January 24 - Eagles Ballroom, Kenosha, Wisconsin
January 25 - Kato Ballroom, Mankato, Minnesota
January 26 - Fournier's Ballroom, Eau Claire, Wisconsin
January 27 - Fiesta Ballroom, Montevideo, Minnesota
January 28 - Promenade Ballroom, St. Paul, Minnesota
January 29 - Capitol Theater, Davenport, Iowa
January 30 - Laramar Ballroom, Fort Dodge, Iowa
January 31 - Duluth Armory, Duluth, Minnesota
February 1 - Riverside Ballroom, Green Bay, Wisconsin
February 2 - Surf Ballroom, Clear Lake, Iowa
*** CRASH ***
February 3 - Moorhead, MN - The Armory
February 4 - Sioux City, IA
February 5 - Des Moines, IA - Val Air Ballroom
February 6 - Cedar Rapids, IA - Danceland Ballroom
February 7 - Spring Valley, IL - Les Buzz Ballroom
February 8 - Chicago, IL - Aragon Ballroom
February 9 - Waterloo, IA - Hippodrome Auditorium
February 10 - Dubuque, IA - Melody Hill
February 11 - Louisville, KY - Memorial Auditorium
February 12 - Canton, Ohio - Memorial Auditorium
February 13 - Youngstown, Ohio - Stanbaugh Auditorium
February 14 - Peoria, IL - The Armory
February 15 - Springfield, IL - Illinois State Armory
- The tour continued even after the crash!

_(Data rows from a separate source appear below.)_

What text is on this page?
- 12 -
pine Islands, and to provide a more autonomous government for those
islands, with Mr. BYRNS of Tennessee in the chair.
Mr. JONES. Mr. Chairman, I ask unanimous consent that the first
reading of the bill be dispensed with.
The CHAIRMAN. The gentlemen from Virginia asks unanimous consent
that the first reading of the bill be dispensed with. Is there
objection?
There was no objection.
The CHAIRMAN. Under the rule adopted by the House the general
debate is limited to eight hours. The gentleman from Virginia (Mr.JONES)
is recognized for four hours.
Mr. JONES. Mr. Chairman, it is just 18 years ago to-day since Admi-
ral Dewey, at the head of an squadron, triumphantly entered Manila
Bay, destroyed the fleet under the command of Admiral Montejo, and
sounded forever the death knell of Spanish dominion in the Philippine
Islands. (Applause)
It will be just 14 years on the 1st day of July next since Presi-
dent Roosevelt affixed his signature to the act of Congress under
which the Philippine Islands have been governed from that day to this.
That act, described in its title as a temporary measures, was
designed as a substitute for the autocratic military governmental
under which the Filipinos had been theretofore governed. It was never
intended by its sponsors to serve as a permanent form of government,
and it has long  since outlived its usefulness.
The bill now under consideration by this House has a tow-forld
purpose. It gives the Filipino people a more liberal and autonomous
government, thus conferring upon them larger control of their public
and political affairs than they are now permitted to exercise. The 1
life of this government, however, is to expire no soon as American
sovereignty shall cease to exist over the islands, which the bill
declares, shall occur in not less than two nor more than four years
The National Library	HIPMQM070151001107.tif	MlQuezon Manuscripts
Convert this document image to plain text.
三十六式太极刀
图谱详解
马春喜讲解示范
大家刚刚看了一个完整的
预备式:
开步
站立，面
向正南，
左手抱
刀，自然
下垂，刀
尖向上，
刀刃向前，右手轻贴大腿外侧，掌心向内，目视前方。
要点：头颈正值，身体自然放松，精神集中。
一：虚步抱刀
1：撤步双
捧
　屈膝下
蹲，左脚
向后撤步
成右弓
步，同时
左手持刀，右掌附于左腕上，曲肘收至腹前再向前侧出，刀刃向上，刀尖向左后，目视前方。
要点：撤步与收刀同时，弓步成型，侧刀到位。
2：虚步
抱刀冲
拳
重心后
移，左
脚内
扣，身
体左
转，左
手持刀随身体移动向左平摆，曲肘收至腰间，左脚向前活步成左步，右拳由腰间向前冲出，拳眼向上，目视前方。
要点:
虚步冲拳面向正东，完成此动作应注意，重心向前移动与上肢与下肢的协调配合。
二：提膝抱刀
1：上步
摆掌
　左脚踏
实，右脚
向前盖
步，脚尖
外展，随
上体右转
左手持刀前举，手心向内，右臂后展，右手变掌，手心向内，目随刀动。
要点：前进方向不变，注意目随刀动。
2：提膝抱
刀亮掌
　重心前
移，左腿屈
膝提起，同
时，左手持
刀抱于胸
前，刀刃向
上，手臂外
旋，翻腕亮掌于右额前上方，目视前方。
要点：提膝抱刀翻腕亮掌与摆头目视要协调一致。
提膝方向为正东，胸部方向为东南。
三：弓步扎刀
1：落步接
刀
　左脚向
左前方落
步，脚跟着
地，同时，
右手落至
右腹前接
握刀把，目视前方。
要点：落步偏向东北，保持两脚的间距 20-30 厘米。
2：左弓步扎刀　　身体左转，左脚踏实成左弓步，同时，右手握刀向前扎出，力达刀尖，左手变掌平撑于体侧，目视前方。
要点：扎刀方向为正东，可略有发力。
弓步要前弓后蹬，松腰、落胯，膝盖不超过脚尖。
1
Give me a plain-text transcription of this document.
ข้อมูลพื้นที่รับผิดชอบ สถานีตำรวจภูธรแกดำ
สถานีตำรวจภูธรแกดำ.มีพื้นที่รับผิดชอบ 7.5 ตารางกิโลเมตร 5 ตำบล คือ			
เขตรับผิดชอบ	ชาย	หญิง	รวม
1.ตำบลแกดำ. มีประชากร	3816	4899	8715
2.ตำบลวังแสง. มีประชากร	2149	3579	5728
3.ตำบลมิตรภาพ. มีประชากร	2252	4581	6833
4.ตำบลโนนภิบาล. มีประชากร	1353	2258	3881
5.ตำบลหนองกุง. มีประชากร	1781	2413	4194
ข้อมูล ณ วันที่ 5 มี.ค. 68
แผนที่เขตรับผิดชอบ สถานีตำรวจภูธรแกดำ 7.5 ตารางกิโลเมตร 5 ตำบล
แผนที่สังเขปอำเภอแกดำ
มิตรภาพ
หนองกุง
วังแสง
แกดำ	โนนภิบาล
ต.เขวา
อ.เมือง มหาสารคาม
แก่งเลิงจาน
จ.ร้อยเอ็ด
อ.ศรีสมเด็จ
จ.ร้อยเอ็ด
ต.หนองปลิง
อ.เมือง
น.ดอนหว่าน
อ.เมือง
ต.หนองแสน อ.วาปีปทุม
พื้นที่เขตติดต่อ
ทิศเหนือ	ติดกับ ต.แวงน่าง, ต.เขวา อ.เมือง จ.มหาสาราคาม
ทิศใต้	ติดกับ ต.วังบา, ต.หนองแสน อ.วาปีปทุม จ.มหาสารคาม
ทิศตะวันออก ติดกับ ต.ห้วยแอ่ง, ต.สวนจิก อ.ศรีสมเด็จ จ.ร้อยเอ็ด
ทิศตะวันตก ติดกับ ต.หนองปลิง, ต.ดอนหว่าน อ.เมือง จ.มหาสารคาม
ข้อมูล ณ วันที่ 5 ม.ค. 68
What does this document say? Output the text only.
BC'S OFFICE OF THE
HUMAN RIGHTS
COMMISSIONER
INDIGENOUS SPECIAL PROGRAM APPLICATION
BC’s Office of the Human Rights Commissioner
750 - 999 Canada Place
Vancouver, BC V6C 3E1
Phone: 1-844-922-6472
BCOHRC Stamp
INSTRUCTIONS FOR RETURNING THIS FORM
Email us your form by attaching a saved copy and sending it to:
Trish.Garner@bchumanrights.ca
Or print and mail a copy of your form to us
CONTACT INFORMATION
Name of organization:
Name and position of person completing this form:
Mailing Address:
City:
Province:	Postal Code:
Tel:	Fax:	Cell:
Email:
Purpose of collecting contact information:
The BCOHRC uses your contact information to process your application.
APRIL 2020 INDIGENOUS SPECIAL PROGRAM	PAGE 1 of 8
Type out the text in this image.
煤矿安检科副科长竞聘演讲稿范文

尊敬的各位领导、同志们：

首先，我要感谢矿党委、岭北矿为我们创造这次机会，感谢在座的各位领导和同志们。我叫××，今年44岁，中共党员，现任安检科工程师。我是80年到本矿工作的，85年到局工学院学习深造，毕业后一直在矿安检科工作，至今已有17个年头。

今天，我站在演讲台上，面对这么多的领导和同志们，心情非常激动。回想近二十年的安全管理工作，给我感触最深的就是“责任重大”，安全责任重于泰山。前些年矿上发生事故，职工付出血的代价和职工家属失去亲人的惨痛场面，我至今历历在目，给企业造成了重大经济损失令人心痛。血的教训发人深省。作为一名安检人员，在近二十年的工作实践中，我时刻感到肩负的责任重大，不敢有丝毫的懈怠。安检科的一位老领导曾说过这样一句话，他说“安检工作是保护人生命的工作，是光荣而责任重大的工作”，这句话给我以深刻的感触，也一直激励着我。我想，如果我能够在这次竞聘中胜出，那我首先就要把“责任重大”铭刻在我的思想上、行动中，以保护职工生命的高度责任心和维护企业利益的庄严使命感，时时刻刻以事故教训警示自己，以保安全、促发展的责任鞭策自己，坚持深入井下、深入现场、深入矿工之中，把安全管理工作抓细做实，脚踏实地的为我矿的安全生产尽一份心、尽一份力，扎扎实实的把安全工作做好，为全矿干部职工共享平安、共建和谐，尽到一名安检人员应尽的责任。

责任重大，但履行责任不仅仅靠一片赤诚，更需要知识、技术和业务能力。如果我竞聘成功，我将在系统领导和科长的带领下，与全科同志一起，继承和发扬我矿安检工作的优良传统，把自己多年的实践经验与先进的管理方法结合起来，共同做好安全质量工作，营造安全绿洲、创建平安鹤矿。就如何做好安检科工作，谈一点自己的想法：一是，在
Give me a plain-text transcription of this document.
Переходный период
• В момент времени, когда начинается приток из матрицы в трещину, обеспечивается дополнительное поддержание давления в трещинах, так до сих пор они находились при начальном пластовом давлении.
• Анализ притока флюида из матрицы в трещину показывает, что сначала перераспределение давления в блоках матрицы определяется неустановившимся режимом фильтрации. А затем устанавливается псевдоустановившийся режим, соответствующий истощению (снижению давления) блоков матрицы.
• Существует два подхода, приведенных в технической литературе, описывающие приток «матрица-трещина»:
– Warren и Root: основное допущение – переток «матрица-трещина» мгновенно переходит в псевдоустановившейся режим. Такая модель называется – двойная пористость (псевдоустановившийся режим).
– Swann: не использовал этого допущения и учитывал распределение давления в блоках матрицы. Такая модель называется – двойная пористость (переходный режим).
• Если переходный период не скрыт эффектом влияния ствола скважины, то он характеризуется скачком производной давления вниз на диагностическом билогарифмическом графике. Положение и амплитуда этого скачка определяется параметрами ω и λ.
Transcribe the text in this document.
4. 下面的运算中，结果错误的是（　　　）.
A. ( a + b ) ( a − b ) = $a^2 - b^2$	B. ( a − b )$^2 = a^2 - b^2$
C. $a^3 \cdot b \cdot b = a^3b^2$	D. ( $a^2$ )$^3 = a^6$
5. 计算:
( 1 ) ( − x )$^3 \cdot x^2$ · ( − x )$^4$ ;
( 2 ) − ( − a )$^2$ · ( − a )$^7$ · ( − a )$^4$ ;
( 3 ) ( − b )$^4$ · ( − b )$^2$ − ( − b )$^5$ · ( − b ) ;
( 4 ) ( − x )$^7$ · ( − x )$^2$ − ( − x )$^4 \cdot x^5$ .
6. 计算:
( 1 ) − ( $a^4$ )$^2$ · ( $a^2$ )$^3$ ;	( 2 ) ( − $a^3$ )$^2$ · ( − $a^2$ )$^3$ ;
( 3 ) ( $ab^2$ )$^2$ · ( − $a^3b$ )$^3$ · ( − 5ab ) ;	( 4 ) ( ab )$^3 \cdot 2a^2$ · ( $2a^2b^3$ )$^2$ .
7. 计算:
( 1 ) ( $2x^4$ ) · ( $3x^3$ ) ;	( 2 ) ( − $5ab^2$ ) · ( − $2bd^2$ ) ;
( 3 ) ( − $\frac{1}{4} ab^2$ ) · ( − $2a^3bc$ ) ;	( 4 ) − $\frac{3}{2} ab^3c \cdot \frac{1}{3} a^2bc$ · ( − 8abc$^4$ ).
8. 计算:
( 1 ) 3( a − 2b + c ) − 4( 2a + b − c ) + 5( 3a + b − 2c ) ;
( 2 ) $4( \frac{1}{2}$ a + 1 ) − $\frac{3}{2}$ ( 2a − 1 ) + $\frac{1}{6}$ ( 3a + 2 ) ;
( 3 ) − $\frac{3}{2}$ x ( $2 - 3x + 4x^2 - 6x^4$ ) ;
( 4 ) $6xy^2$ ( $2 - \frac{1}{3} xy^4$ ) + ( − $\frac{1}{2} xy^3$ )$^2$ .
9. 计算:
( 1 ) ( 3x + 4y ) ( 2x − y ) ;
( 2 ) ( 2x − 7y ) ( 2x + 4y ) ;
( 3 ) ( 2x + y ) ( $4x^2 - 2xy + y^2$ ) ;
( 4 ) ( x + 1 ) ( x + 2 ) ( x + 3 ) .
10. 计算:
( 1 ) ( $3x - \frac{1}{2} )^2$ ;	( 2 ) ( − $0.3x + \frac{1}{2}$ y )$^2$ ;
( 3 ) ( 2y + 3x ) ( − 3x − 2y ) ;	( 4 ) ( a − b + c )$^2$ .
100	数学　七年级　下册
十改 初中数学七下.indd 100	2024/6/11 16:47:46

This one leaves me speechless. I mean, I know the show biz mantra is “The Show Must Go On,” but what the heck is left after three of the four major performers are no longer on the bill? I guess The Crickets sans Buddy continued to play.
- I had no idea Waylon Jennings was Buddy Holly’s bassist on this tour. How I ever missed this fact is amazing. Jennings even missed Holly's funeral because he was still on the Winter Dance Party tour.
- Jennings was supposed to be on that plane, but he gave up his seat to J.P. Richardson (The Big Bopper) because The Bopper was suffering from a cold and could benefit from the hastened travel.
- The tour buses were unheated. These guys are driving around the Upper Midwest in late
Waylon Jennings, 1958
- Tommy Allsup was also supposed to be on the plane, but he flipped a coin with Richie Vallens to see who would get the seat. Vallens “won.”
- It’s been said that, teasingly, making light of the situation, Waylon Jennings said to Buddy Holly, “Yeah, I hope your plane crashes too!” Apparently, this last statement haunted Jennings throughout his entire life.
- The small Beechcraft took off at 12:55 A.M. in 35 mph, snow-swirled winds at 13 degrees Fahrenheit piloted by a pilot unlicensed to fly by gauges only. Yeah. Bad idea. No wonder the entire flight length was four minutes.
- Forty-eight years after burial, The Big Bopper’s corpse was exhumed and examined. Rumor was that a gunshot may have been the culprit of the tragedy. It was thought that the perhaps The Bopper’s body would show signs of foul play. Upon examination, the foul play theory was rejected -- Richardson’s cranium was crushed but sans holes. He died immediately despite his body being a greater distance from the others.
- Upon exhumation and study, The Bopper’s surprisingly well-preserved body remained impeccably dressed and perfectly coifed. Ew.
- The Bopper’s son wanted to sell the casket his father was buried in for 48 years. Again, ew.
- Holly’s trademark glasses were not found until the snow melted in April. At that time they were given to the Cerro Gordo County Sheriff where they were placed in a manilla envelope and marked “rec'd April 7, 1959.” They resided in that envelope and office for 21 years until opened and given to Buddy Holly’s widow. They can now be seen in the exhibit at the Buddy Holly Center in Lubbock, Texas.
- The stainless steel memorial at the crash site was crafted by a Portersfield, Wisconsin man. Portersfield is a small town in Marinette county not too far from where I grew up.
- There is a similar memorial at the Riverside Ballroom in Green Bay. (Note to self: see the memorial the next time you’re in Title Town.)
There’s probably a lot more that could be discovered about this tragic day, but I found all of the above to be surprising revelations. Not only were these stars live’s sadly shortened, but we, too, were shorted of a lot of great music. Especially from Buddy Holly. I get the sense he was just getting started and could have been an artist mentioned in the same breath as Elvis. He’s darn near achieved that anyway, but can you just imagine what he was capable of?